Pour les investisseurs privés, la transparence sur les types d'armements fabriqués ou sur les personnes contre lesquelles ils seront utilisés est extrêmement limitée. Elle prend fin au moment où les armes quittent l'usine. Il s'agit de l'une des industries les plus opaques au monde. C'est particulièrement vrai pour le marché des armes d'occasion. Il serait également extrêmement imprudent de la part des investisseurs, des fonds de pension ou des banques de fonder leurs décisions sur de simples suppositions.

Lorsque des armes létales changent de mains, l'histoire montre qu'elles peuvent atterrir dans des endroits sinistres, semant la destruction et supportant le terrorisme. Même si les investisseurs privés croient financer le réarmement de l'Europe, ils pourraient tout aussi bien finir par payer pour des fusillades dans des écoles, la mort de civils ou des crimes contre l'humanité ailleurs dans le monde. En tant qu'investisseur, il est tout simplement impossible de savoir comment, où et par qui les armes seront utilisées.

Aussi surréaliste que cela puisse paraître pour nous en Europe, les citoyens américains peuvent consulter et acheter une gamme d'armes à feu dans leur magasin Walmart local lors de leurs achats alimentaires hebdomadaires. Des semi-automatiques, des pistolets, des fusils et bien d'autres encore sont en vente. Sans surprise, les armes de ce type sont souvent au cœur des fusillades de masse. C'est ce qui arrive lorsque les armes sont utilisées à des fins commerciales et ce n'est certainement pas ce que les détenteurs de pensions et les investisseurs durables de l'Europe veulent soutenir. Au contraire.

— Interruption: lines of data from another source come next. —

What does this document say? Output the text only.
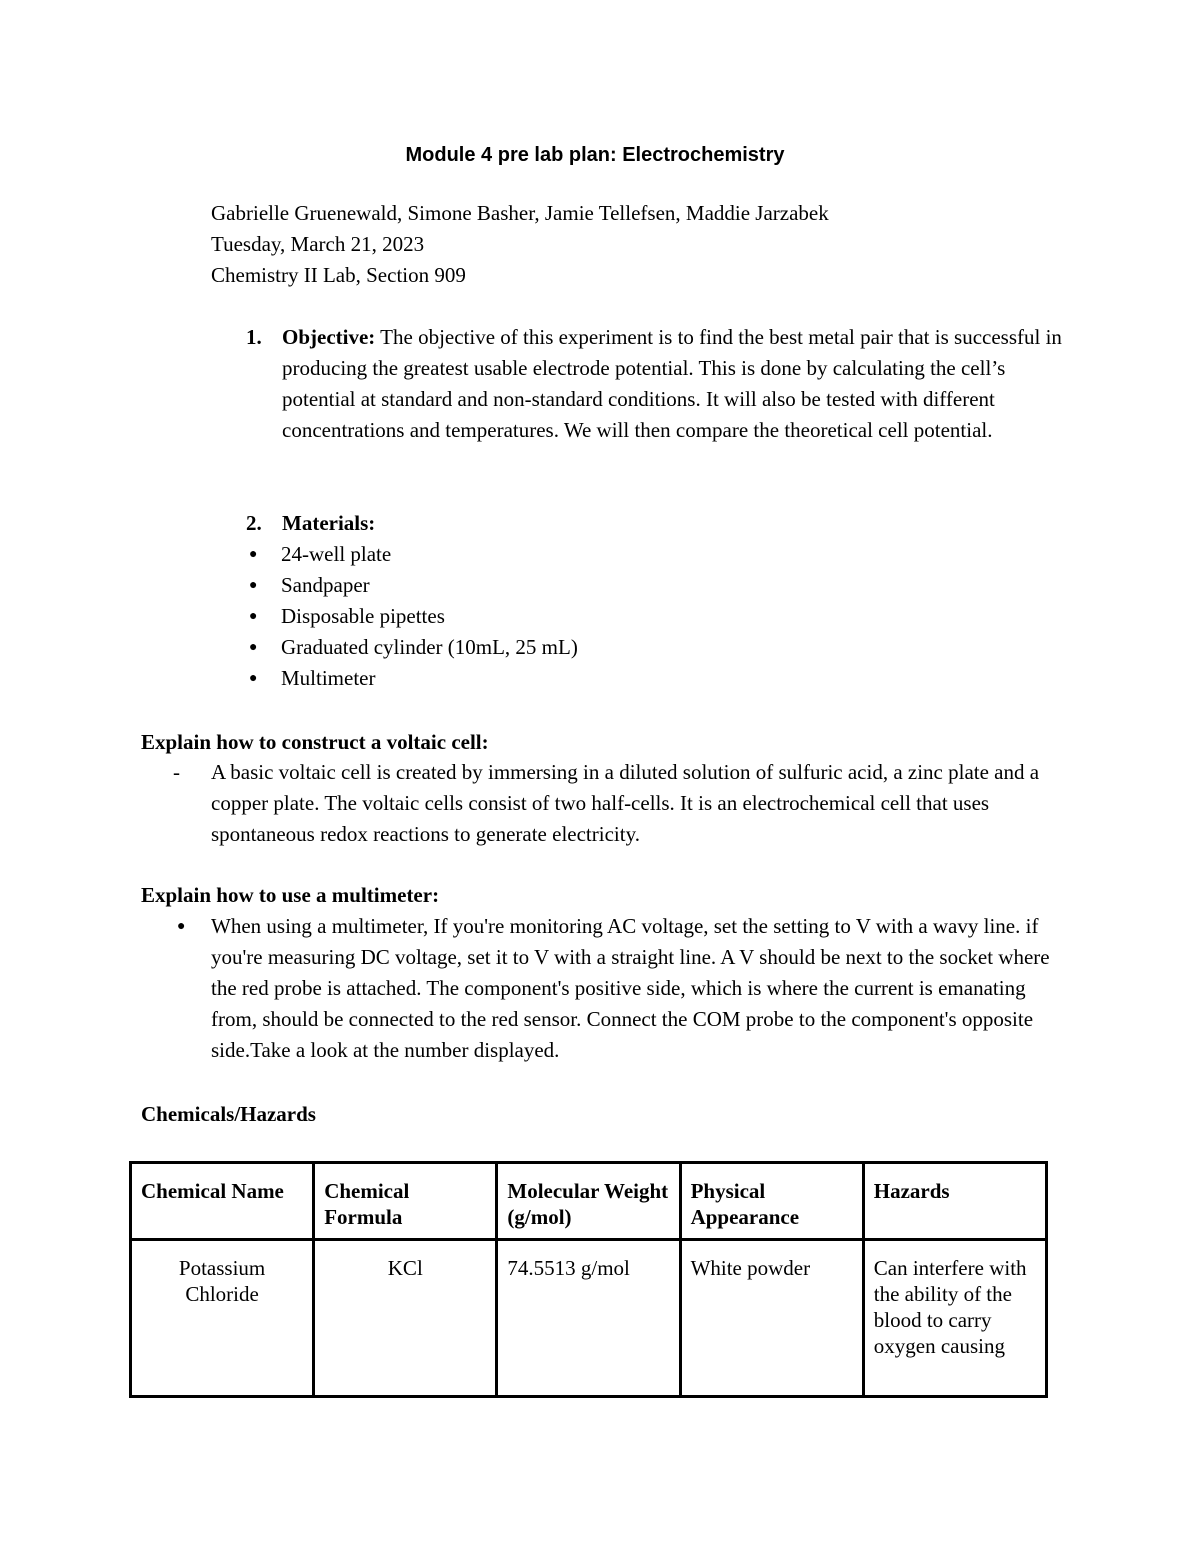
Module 4 pre lab plan: Electrochemistry
Gabrielle Gruenewald, Simone Basher, Jamie Tellefsen, Maddie Jarzabek
Tuesday, March 21, 2023
Chemistry II Lab, Section 909
1. Objective: The objective of this experiment is to find the best metal pair that is successful in producing the greatest usable electrode potential. This is done by calculating the cell’s potential at standard and non-standard conditions. It will also be tested with different concentrations and temperatures. We will then compare the theoretical cell potential.
2. Materials:
● 24-well plate
● Sandpaper
● Disposable pipettes
● Graduated cylinder (10mL, 25 mL)
● Multimeter
Explain how to construct a voltaic cell:
- A basic voltaic cell is created by immersing in a diluted solution of sulfuric acid, a zinc plate and a copper plate. The voltaic cells consist of two half-cells. It is an electrochemical cell that uses spontaneous redox reactions to generate electricity.
Explain how to use a multimeter:
● When using a multimeter, If you're monitoring AC voltage, set the setting to V with a wavy line. if you're measuring DC voltage, set it to V with a straight line. A V should be next to the socket where the red probe is attached. The component's positive side, which is where the current is emanating from, should be connected to the red sensor. Connect the COM probe to the component's opposite side.Take a look at the number displayed.
Chemicals/Hazards
Chemical Name	Chemical Formula	Molecular Weight (g/mol)	Physical Appearance	Hazards
Potassium Chloride	KCl	74.5513 g/mol	White powder	Can interfere with the ability of the blood to carry oxygen causing
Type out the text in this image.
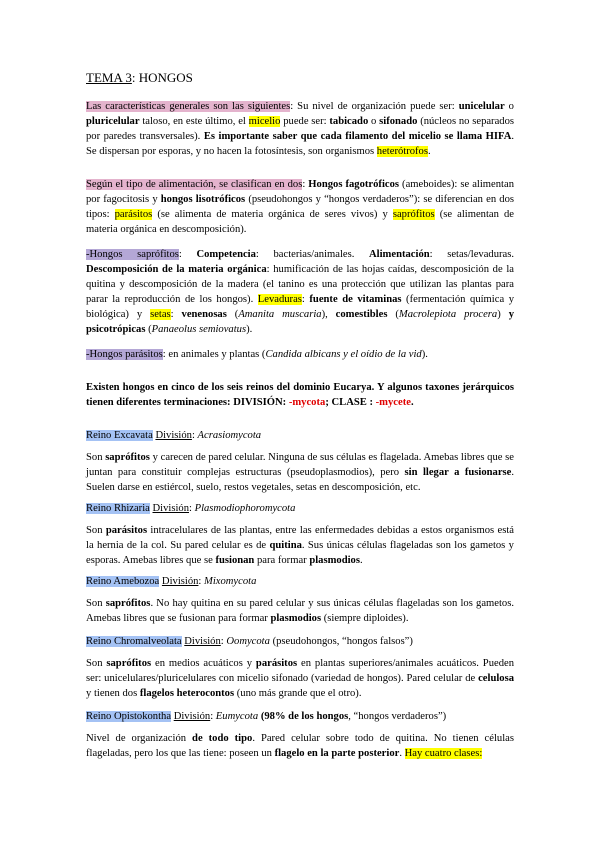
TEMA 3: HONGOS

Las características generales son las siguientes: Su nivel de organización puede ser: unicelular o pluricelular taloso, en este último, el micelio puede ser: tabicado o sifonado (núcleos no separados por paredes transversales). Es importante saber que cada filamento del micelio se llama HIFA. Se dispersan por esporas, y no hacen la fotosíntesis, son organismos heterótrofos.

Según el tipo de alimentación, se clasifican en dos: Hongos fagotróficos (ameboides): se alimentan por fagocitosis y hongos lisotróficos (pseudohongos y “hongos verdaderos”): se diferencian en dos tipos: parásitos (se alimenta de materia orgánica de seres vivos) y saprófitos (se alimentan de materia orgánica en descomposición).

-Hongos saprófitos: Competencia: bacterias/animales. Alimentación: setas/levaduras. Descomposición de la materia orgánica: humificación de las hojas caídas, descomposición de la quitina y descomposición de la madera (el tanino es una protección que utilizan las plantas para parar la reproducción de los hongos). Levaduras: fuente de vitaminas (fermentación química y biológica) y setas: venenosas (Amanita muscaria), comestibles (Macrolepiota procera) y psicotrópicas (Panaeolus semiovatus).

-Hongos parásitos: en animales y plantas (Candida albicans y el oídio de la vid).

Existen hongos en cinco de los seis reinos del dominio Eucarya. Y algunos taxones jerárquicos tienen diferentes terminaciones: DIVISIÓN: -mycota; CLASE : -mycete.

Reino Excavata División: Acrasiomycota

Son saprófitos y carecen de pared celular. Ninguna de sus células es flagelada. Amebas libres que se juntan para constituir complejas estructuras (pseudoplasmodios), pero sin llegar a fusionarse. Suelen darse en estiércol, suelo, restos vegetales, setas en descomposición, etc.

Reino Rhizaria División: Plasmodiophoromycota

Son parásitos intracelulares de las plantas, entre las enfermedades debidas a estos organismos está la hernia de la col. Su pared celular es de quitina. Sus únicas células flageladas son los gametos y esporas. Amebas libres que se fusionan para formar plasmodios.

Reino Amebozoa División: Mixomycota

Son saprófitos. No hay quitina en su pared celular y sus únicas células flageladas son los gametos. Amebas libres que se fusionan para formar plasmodios (siempre diploides).

Reino Chromalveolata División: Oomycota (pseudohongos, “hongos falsos”)

Son saprófitos en medios acuáticos y parásitos en plantas superiores/animales acuáticos. Pueden ser: unicelulares/pluricelulares con micelio sifonado (variedad de hongos). Pared celular de celulosa y tienen dos flagelos heterocontos (uno más grande que el otro).

Reino Opistokontha División: Eumycota (98% de los hongos, “hongos verdaderos”)

Nivel de organización de todo tipo. Pared celular sobre todo de quitina. No tienen células flageladas, pero los que las tiene: poseen un flagelo en la parte posterior. Hay cuatro clases:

L'argent des investisseurs privés pourrait également être utilisé par les fabricants d'armes pour faire des dons douteux aux hommes politiques. Rien qu'en 2024, les entreprises de défense ont versé plus de 148 millions de dollars aux politiciens américains pour influencer leurs politiques et obtenir des contrats. Bien que seulement 6 % de la population soit d'accord avec les groupes pro-armes comme la NRA, ils exercent en effet une influence considérable sur la gouvernance, ce qui fragilise la démocratie – le principe même que nous cherchons à défendre et à préserver.

Lorsque des investisseurs privés financent des fabricants d'armes, ils n'ont aucune transparence sur ce dans quoi ils investissent. Cette situation est incompatible avec la première règle de l'investissement : Savoir ce que l'on possède. Pour les investisseurs durables, c'est encore moins compatible, car l'objectif même des armes est diamétralement opposé à tout objectif durable ou ESG.

Alors que nous traversons une période de tensions et d'incertitudes géopolitiques, les gouvernements devraient contrôler l'industrie de l'armement. Les investisseurs durables à long terme ont un rôle différent à jouer. Nous devons investir dans une société qui protège et promeut la qualité de vie de tous ses membres et qui place la dignité humaine au centre de ses préoccupations. Nous devons également être prêts et en mesure d’aider des pays dévastés par la guerre, comme l’Ukraine, à reconstruire leurs infrastructures. C’est dans cet engagement que réside notre véritable valeur à long terme.

En tant qu’investisseurs et, avant tout, en tant qu’êtres humains, c’est ainsi que nous nous plaçons du bon côté de l’Histoire.